Task Order 5307
Traffic Operations Research

Click here to view: TO5307_Nov_28_06.pps


Implementation of a Tool for Measuring
ITS Impacts on Freeway Safety Performance

Thomas F. Golob
Institute of Transportation Studies
University of California, Irvine

Wilfred W. Recker
Civil and Environmental Engineering, Institute of Transportation Studies
University of California, Irvine

Objective

Implement a real-time tool for safety analysis. We intend to calibrate and verify a tool that translates traffic flow, as measured by ubiquitous single loop detectors, into safety performance in terms of expected numbers of crashes by type of crash per exposed vehicle mile of travel. A primary goal of this effort is to provide an easily accessible tool for use in assessing the safety performance of freeway operations and to evaluate and document improvements to safety arising from such ITS deployment as system-wide ramp metering (SWARM), freeway service patrol (FSP) and other incident response measures, and driver information. By quantifying the safety benefits accrued from smooth and efficient traffic operations, Caltrans will be able to incorporate safety measures in assessment of performance gains resulting from ITS deployment. Another application will be to forecast the safety implications of proposed projects by evaluating the levels of safety implied by traffic simulation model outputs. The tool can also be used to forecast the safety consequences of doing nothing.

The traffic flow data we need have been received directly from front-end processors (FEP) using the UCI ATMIS Testbed Intertie with Caltrans District 12. These data are currently being used in two ongoing PATH projects: Development of a Path Flow Estimator for Deriving Steady-State and Time-Dependent Origin-Destination Table Trips, and A Tool for the Incorporation of Non-Recurrent Congestion Costs of Freeway Accidents in Performance Management.

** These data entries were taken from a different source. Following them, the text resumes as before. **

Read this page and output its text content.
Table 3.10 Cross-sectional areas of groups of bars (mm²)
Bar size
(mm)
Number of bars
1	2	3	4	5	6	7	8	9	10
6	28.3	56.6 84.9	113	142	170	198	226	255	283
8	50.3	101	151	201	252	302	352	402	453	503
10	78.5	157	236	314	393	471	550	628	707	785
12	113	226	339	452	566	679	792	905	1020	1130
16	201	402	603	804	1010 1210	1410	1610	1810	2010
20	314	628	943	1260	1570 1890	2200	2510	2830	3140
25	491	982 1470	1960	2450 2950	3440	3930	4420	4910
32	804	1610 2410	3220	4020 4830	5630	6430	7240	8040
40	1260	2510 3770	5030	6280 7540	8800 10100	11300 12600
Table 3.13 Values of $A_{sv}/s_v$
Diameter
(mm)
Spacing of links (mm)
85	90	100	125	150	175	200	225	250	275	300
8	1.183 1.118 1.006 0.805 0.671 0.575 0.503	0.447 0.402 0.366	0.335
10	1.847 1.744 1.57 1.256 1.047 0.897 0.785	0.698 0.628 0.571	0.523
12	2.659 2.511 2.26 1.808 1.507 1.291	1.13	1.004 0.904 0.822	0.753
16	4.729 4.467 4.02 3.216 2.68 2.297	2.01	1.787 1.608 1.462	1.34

Accident data from TASAS will be linked with these traffic flow data. In assessing the levels of safety associated with traffic flow conditions on segments of the major Orange County freeways in 2001-2002, we will be investigating the roles of factors that highway managers can manage or engineers can build into roadways. We will be searching for evidence of how traffic flow can be affected in order to reduce freeway crashes.

We will validate the model using 2002-2003 data for the same region for which the model is calibrated. Using TASAS data from the same year, the model validation will be conducted by comparing the temporal/spatial distribution of the safety performance measures against the actual temporal/spatial clustering of accidents. The goal will be to test the model's ability to distinguish locations and conditions with high accident rates from those with low accident rates. The model transferability will be tested by applying the calibrated model to PeMS loop data for at least one other area in California. Because the methodology does not depend on specific geometric characteristics (directly), but rather is based on the traffic conditions arising from both roadway layout and demand, the goal is to demonstrate that the tool can be readily transferred to any urban freeway that is fully instrumented with loop detectors without the need for extensive calibration. Once validated, code will be developed to deploy the model, first as a stand-alone on the Testbed website using data from the Caltrans District 12 FEP as input, and eventually as a component of PeMS.

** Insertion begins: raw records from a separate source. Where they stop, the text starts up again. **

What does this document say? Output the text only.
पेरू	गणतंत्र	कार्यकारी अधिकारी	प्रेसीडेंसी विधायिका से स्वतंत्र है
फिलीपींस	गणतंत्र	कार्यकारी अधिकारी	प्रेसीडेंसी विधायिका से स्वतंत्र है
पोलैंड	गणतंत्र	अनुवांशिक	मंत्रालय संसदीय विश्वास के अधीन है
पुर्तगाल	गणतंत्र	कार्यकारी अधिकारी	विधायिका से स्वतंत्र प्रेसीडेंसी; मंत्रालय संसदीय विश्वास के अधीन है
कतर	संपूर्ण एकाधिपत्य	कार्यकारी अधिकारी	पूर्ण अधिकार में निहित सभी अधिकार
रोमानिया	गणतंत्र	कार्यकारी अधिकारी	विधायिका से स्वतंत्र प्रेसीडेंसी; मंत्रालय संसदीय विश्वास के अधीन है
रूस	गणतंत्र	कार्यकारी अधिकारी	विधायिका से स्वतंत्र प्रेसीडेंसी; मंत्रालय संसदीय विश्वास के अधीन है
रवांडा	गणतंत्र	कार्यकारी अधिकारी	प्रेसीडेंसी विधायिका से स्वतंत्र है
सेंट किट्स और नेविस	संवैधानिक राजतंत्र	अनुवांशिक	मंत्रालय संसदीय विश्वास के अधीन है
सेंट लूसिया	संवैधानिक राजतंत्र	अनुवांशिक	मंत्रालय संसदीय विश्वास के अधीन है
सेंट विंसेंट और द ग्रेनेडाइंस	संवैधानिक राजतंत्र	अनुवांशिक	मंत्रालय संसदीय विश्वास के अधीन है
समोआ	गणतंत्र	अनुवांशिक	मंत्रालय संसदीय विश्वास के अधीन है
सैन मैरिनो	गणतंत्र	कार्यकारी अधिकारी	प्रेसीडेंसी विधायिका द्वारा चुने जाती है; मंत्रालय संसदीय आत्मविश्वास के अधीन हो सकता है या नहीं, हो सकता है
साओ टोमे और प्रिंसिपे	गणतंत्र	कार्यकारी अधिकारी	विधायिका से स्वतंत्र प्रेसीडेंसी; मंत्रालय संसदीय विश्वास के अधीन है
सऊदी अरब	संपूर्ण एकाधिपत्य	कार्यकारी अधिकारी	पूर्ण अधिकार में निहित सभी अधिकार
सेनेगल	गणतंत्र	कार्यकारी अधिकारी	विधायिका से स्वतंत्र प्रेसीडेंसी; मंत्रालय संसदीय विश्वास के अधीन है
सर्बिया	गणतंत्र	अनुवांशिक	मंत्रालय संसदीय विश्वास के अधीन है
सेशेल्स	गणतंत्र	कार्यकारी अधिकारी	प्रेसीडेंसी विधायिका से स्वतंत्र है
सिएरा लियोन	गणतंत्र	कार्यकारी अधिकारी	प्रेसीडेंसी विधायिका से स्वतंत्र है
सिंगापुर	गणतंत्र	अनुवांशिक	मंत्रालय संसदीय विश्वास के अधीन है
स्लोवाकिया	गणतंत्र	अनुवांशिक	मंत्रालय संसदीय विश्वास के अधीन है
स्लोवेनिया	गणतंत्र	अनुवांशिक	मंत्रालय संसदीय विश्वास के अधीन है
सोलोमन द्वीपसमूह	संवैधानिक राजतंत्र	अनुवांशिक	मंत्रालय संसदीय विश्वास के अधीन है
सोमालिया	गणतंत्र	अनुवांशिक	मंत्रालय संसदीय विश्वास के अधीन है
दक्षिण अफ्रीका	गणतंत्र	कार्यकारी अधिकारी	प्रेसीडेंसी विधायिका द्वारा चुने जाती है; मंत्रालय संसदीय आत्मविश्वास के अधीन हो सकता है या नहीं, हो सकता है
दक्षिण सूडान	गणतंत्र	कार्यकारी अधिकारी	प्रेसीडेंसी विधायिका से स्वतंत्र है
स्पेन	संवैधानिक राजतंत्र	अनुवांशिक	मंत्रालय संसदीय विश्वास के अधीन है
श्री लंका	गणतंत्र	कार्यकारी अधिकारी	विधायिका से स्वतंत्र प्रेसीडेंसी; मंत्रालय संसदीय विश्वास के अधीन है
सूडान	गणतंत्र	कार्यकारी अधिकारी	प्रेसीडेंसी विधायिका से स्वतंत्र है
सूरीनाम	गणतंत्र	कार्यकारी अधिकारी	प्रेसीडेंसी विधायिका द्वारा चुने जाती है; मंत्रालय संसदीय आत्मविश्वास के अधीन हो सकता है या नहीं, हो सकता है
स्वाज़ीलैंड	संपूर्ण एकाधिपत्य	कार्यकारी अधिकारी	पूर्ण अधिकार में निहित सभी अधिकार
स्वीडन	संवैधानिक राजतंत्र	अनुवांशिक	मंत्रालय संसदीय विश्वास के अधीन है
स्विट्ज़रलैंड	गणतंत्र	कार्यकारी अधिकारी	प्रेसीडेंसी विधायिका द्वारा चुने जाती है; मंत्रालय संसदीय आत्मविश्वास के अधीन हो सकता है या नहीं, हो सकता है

The effectiveness of the tool will be tested via both traffic simulation models and field data collected before and after some ITS improvement. For evaluation using field data, we will work with Caltrans District 12 to identify any specific traffic improvement projects that are scheduled to come on line during the course of the project; we will then target those specific areas for before and after studies. We will be able to track the "after" case using the ongoing Testbed facility at UCI. We also intend to demonstrated how the tool can be adapted for use with enhanced traffic flow data from probes, radar, and vehicle re-identification.